Pizzamon Demo out to play. It is also on twitch if you’re a streamer and finding something to play. Pizzamon is an Open world RPG adventure game with a twist.
Pizzamon is a fantasy story about a young adventurer doing battle with, and fighting against, imaginary creatures. After you create your trusty Pizzamon, a pizza who does battle for you, you get the chance to compete in the Chef Championships. Side by side with your Pizzamon, you must battle to collect badges from Grand Chefs who reside in various villages that you discover during your journey. Each village has a badge based on the zone that they are located in, for example the Winter Badge, Mountain Badge and Water Badge. Not only must you defeat the Grand Chefs but you will have to fight others who are also trying to get the badges that you need to win. You will fight other competitors, chefs, and Grand Chefs in your quest to make it to the top. Along the way you will encounter many different characters in this retro style RPG adventure game.
It is available for Pc, MacOS, and Linux.
Can be played here:
This one looks pretty nice
Really nice art style. Good luck with game.
Overall, this is wonderful. Great artstyle and music, and I love the spin on old Pokemon games.
- I really liked the movie theater opening.
- Art style is wonderful.
- Stellar music. You know the music has been done well when it doesn’t quickly become annoying.
- I love the Mario reference. Just watch out for Nintendo’s lawyers! Just kidding.
- The movement controls on the map are awesome.
- The theme of the game is great. Who doesn’t love pizza?
- The intro screens (company name, epilepsy warning, made with MonoGame) last rather long and are unskippable. Consider making them skippable by pressing A or the space bar or whatever.

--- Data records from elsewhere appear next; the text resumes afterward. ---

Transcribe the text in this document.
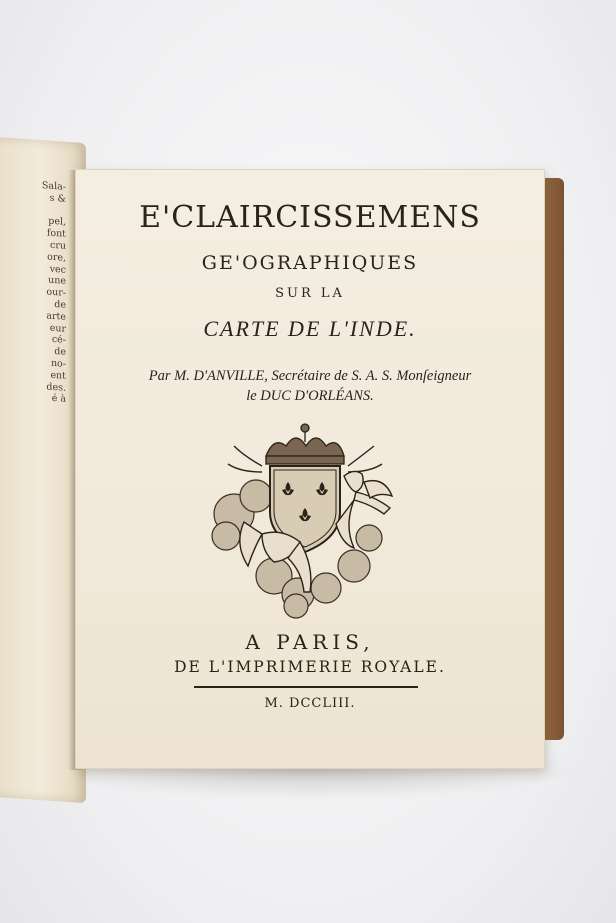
Sala-
s &

pel,
font
cru
ore,
vec
une
our-
de
arte
eur
cé-
de
no-
ent
des.
é à

E'CLAIRCISSEMENS

GE'OGRAPHIQUES

SUR LA

CARTE DE L'INDE.

Par M. D'ANVILLE, Secrétaire de S. A. S. Monſeigneur

le DUC D'ORLÉANS.

A PARIS,

DE L'IMPRIMERIE ROYALE.

M. DCCLIII.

- Rather than alternating between keyboard and gamepad input icons, consider showing one or the other depending on which input type was most recently used.
- Minor suggestion: consider allowing selection wrapping in the pause menu (as in, moving up when at the top option moves the cursor to the bottom, and vice versa).
- On gamepad, it’s a little weird that X is cancel instead of B. Also, it might be good to have remappable controls.
- It was a little jarring seeing a cuss word in what seems to be an otherwise kid-friendly game.
- There’s a rock next to a person’s house that doesn’t have the right transparency (in the image below, it’s the rock to the right of the player. When you walk onto it, a green square covers most of the player):
- I’m a little disappointed that I can’t inspect items for a description of them (i.e. walk up to a TV, press A, and it says something like “it’s a TV. A commercial showing a happy family is playing.”) However, it’s probably better that that feature isn’t there, so I don’t waste so much time going up to every little thing and trying to press A on it.
- Not a criticism, but just wondering why one of the seagulls goes “woof!” Was thinking at first that it was a very bizarre-looking dog.
- There were one or two typos.
- Consider adding a dedicated map button.
- Definitely consider adding a run button to speed up movement.
- Battles are too slow-paced. In particular, the “Player turn!” and “Enemy turn” text stays on screen too long and can’t be skipped.
- In my first battle with a rock, sometimes on the enemy’s turn a set of sunglasses would appear over my pizzamon. With no text describing what happened, I had no idea what that was supposed to indicate.
- Not being able to save anywhere is pretty antiquated.
Overall, this game seems to have a lot of potential. In particular, the music is probably what impressed me the most, followed by the art style. The gameplay has potential as well. Great work!
Can you make it open source?
I think many people want to contribute!
What is the reason you don’t make it open source?
You will stil decide what features (from contributors) are added or not if you maiintain it on github.
Please think about it!
Most people don’t open-source their games, especially if they’re ever planning on making money off of it. And even for people planning on releasing a game for free, there often isn’t much or any benefit to be had from trying to make it open source. Getting people interested in collaborating would be hard, and managing PRs would take extra time that wouldn’t need to be worried about if the game were kept closed source.